Lady Frankenstein (1971)

Frankenstein fanboys need to know right from the start that Lady Frankenstein doesn’t ever operate on a monster in this flick. Sure she gets involved in some brain transplant scheme, but that’s just a swap with her old, crippled up loser husband and the dull-witted, yet hunky handy man. What Lady Frankenstein is more interested in is being a cut-rate update of the Frankenstein story that gives a nod to women’s lib supplemented with a meager dollop of gore and skin, but really is only memorable because of how goofy-looking the monster is.

He’s this tall lug dressed in a very unflattering brown outfit whose head is half disfigured (his face caught on fire during the lightning storm that gave him life) so that one of his eyes is just sticking out of a bunch of lumpy flesh. He also has some pointy thing sticking out of his head, but you’ll really get caught up in how the monster moves.

Sometimes he’s quick, sometimes lumbering, sometimes stumbling, sometimes limping, and sometimes he just looks like he’s styling and profiling. An inconsistent portrayal of the monster’s gait isn’t really the biggest handicap this movie suffers from. That would have to go to the bogus premise upon which everything hangs.
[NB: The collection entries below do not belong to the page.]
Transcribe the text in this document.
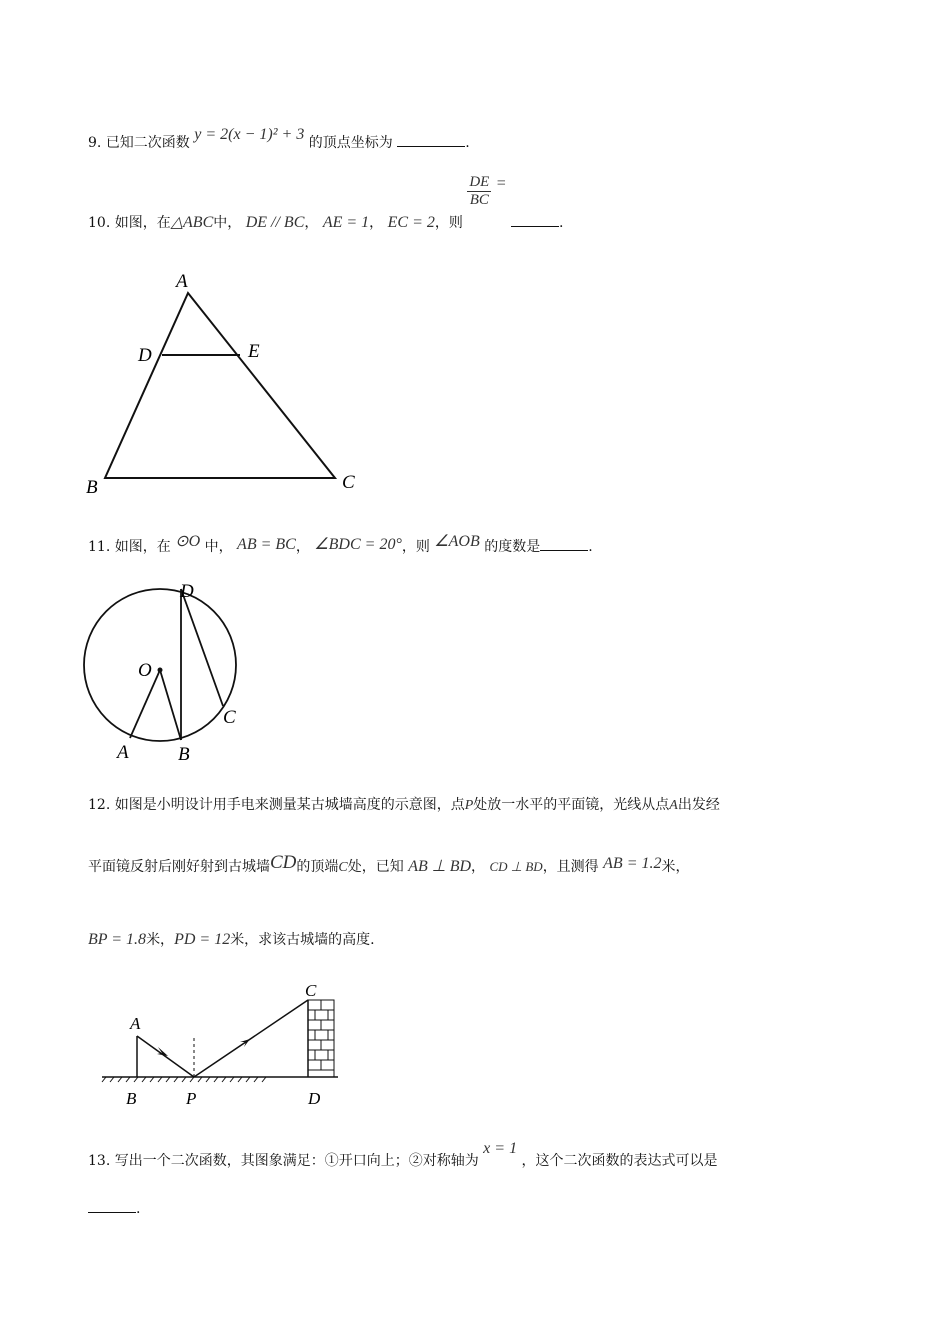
9. 已知二次函数 y = 2(x − 1)² + 3 的顶点坐标为	.
10. 如图，在△ABC中， DE // BC， AE = 1， EC = 2，则
$\frac{DE}{BC}$ = .
A
D	E
B	C
11. 如图，在 ⊙O 中， AB = BC， ∠BDC = 20°，则 ∠AOB 的度数是	.
O
D
C
A	B
12. 如图是小明设计用手电来测量某古城墙高度的示意图，点P处放一水平的平面镜，光线从点A出发经
平面镜反射后刚好射到古城墙CD的顶端C处，已知 AB ⊥ BD， CD ⊥ BD，且测得 AB = 1.2米，
BP = 1.8米，PD = 12米，求该古城墙的高度.
A
C
B	P	D
13. 写出一个二次函数，其图象满足：①开口向上；②对称轴为 x = 1 ，这个二次函数的表达式可以是
.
Joseph Cotten is hopefully growing his retirement nest egg in this one as Dr. Frankenstein because this probably isn’t the sort of prestige project you would have expected from a Orson Welles crony who snagged himself roles in Citizen Kane, The Third Man, and The Magnificent Ambersons.
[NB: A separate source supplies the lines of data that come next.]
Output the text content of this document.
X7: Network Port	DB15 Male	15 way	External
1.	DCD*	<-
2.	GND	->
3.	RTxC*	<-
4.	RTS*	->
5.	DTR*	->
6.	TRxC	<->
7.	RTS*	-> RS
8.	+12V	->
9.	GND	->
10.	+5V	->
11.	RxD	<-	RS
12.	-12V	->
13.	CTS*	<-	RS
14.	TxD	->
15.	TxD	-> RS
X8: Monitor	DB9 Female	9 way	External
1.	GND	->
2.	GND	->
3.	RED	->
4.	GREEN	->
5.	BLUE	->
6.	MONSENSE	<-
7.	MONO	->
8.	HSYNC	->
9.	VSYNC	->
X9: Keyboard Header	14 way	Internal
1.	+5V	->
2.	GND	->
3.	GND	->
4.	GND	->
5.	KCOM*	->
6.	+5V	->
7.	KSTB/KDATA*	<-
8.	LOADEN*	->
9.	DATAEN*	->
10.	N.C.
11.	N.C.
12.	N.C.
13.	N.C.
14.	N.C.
So Franky is doing some experiments like Franky does and who comes home from college after never writing or calling, but his daughter Tania! Lady Frankenstein, like her daddy, is now a doctor and while a movie about Lady Frankenstein partying at college would definitely be worth a look, we’re stuck with her post-grad career.

Apparently, even though she was really great in med school, she doesn’t have a job so she spends her time at the castle sneaking into daddy’s secret lab where she discovers that he’s working on creating human life. That’s a pretty good deal for her because playing God was her major in college!
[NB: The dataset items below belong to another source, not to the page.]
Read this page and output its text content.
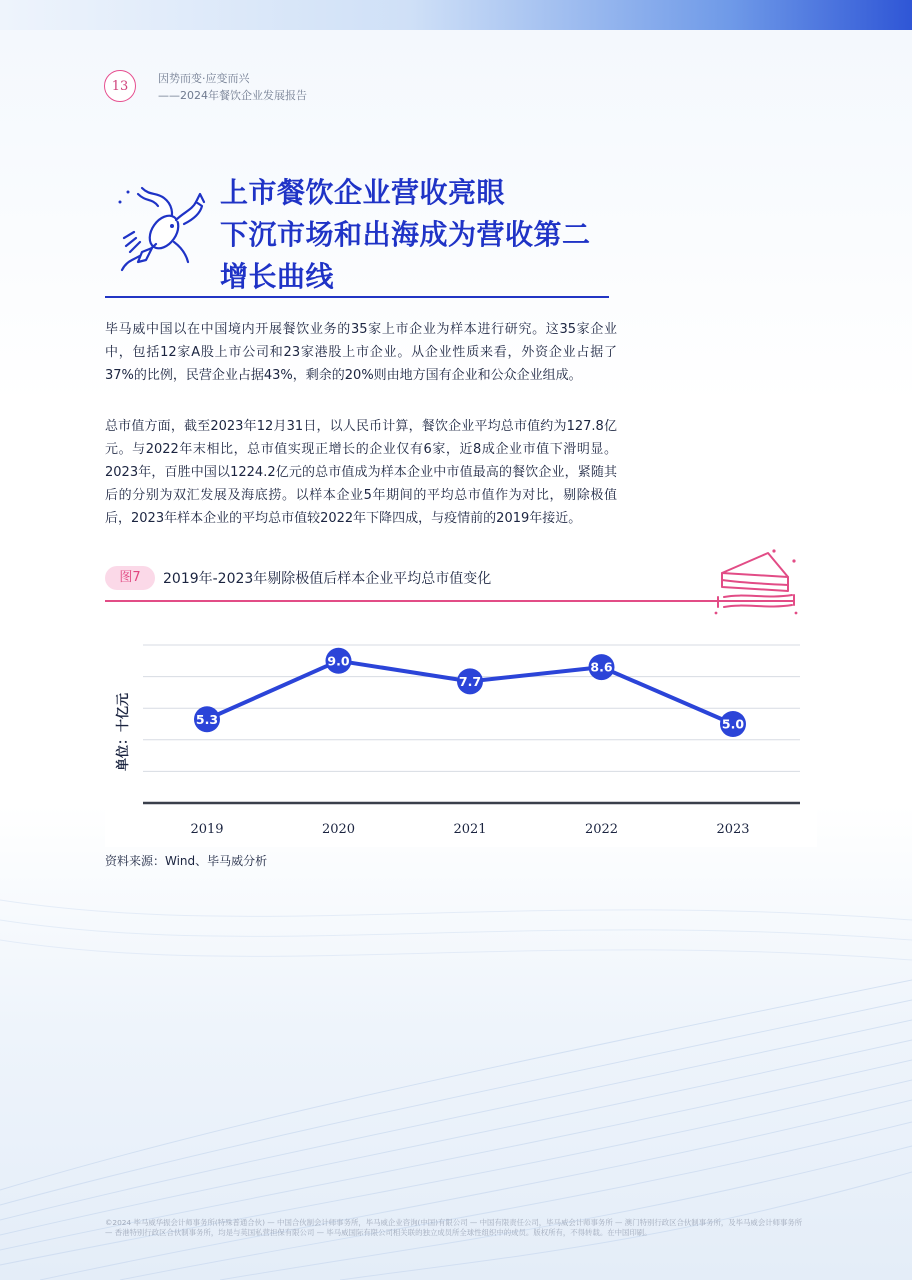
13	因势而变·应变而兴
——2024年餐饮企业发展报告
上市餐饮企业营收亮眼
下沉市场和出海成为营收第二
增长曲线

毕马威中国以在中国境内开展餐饮业务的35家上市企业为样本进行研究。这35家企业中，包括12家A股上市公司和23家港股上市企业。从企业性质来看，外资企业占据了37%的比例，民营企业占据43%，剩余的20%则由地方国有企业和公众企业组成。

总市值方面，截至2023年12月31日，以人民币计算，餐饮企业平均总市值约为127.8亿元。与2022年末相比，总市值实现正增长的企业仅有6家，近8成企业市值下滑明显。2023年，百胜中国以1224.2亿元的总市值成为样本企业中市值最高的餐饮企业，紧随其后的分别为双汇发展及海底捞。以样本企业5年期间的平均总市值作为对比，剔除极值后，2023年样本企业的平均总市值较2022年下降四成，与疫情前的2019年接近。

图7	2019年-2023年剔除极值后样本企业平均总市值变化
单位：十亿元
2019	2020	2021	2022	2023
5.3
9.0
7.7
8.6
5.0
资料来源：Wind、毕马威分析
©2024 毕马威华振会计师事务所(特殊普通合伙) — 中国合伙制会计师事务所，毕马威企业咨询(中国)有限公司 — 中国有限责任公司，毕马威会计师事务所 — 澳门特别行政区合伙制事务所，及毕马威会计师事务所 — 香港特别行政区合伙制事务所，均是与英国私营担保有限公司 — 毕马威国际有限公司相关联的独立成员所全球性组织中的成员。版权所有，不得转载。在中国印刷。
Her dad though doesn’t want her around when they try to kickstart the creature to life, so he sends her to bed and then he and his assistant, Dr. Marshall, wait until there’s a lightning storm.

Once the Monster comes to life, Marshall goes to tell Tania and when they return to the lab, Frankenstein is dead on the floor, a victim of a rather boring bear hug from the Monster.

While Marshall wants to tell the authorities what happened, Tania realizes that this movie needs one of those plot twists that defy logic and announces that they will say a robber or something came in and killed daddy!

Her plan is to make sure her father’s reputation is unsullied by creating her own creature to destroy the rampaging one her father just created!

Tania needs a brain (for her monster, not herself, but I could see why you might make that mistake) so she goes off to one of those dudes that her dad always bought bodies off of and he offers to procure one for her if she’ll let him jump her bones. She politely declines, then whines about it to Dr. Marshall who promptly confesses his secret love for her. She’s not exactly sold on a relationship with him, but she does offer him a way that he would have a shot with her.

He just has to let her transplant his brain into the body of the young and studly moron named Thomas! In the movie’s most surprising turn of events, the operation goes off without a hitch!

Marshall’s brain gets put into Thomas’ body and everything is as good as new. Except that it’s about this time that Thomas’ sister shows up looking for him!

In spite of the movie’s half-hearted attempts to update the story with some flesh, blood, and a woman in charge of things, in the end Lady Frankenstein relies on that old chestnut that all of us horror movie fans look forward to at the conclusion of every Frankenstein movie: an angry mob of villagers storming the castle with torches!

The movie is one of those ugly 1970s horror movies that for some reason doesn’t lather on the sex and gratuitous violence like you would expect (and which truth be told would be its only saving grace), preferring instead to feature lots of scenes where people talk about stuff you don’t really care about.

Mickey Hargitay is utterly wasted in the role of the cop who smells something fishy. He’s given some of the movie’s worst dialogue and those hoping for something along the lines of his over-the-top performance as the Crimson Executioner in Bloody Pit of Horror, are rewarded with a single line where he tells the body snatcher, “you’re an ugly man.”

Ultimately though, the movie fails because the story itself is so utterly moronic. Really, would anyone other than a Frankenstein ever think that creating another creature to defeat one that is already on the loose and killing townspeople would somehow make their family look good?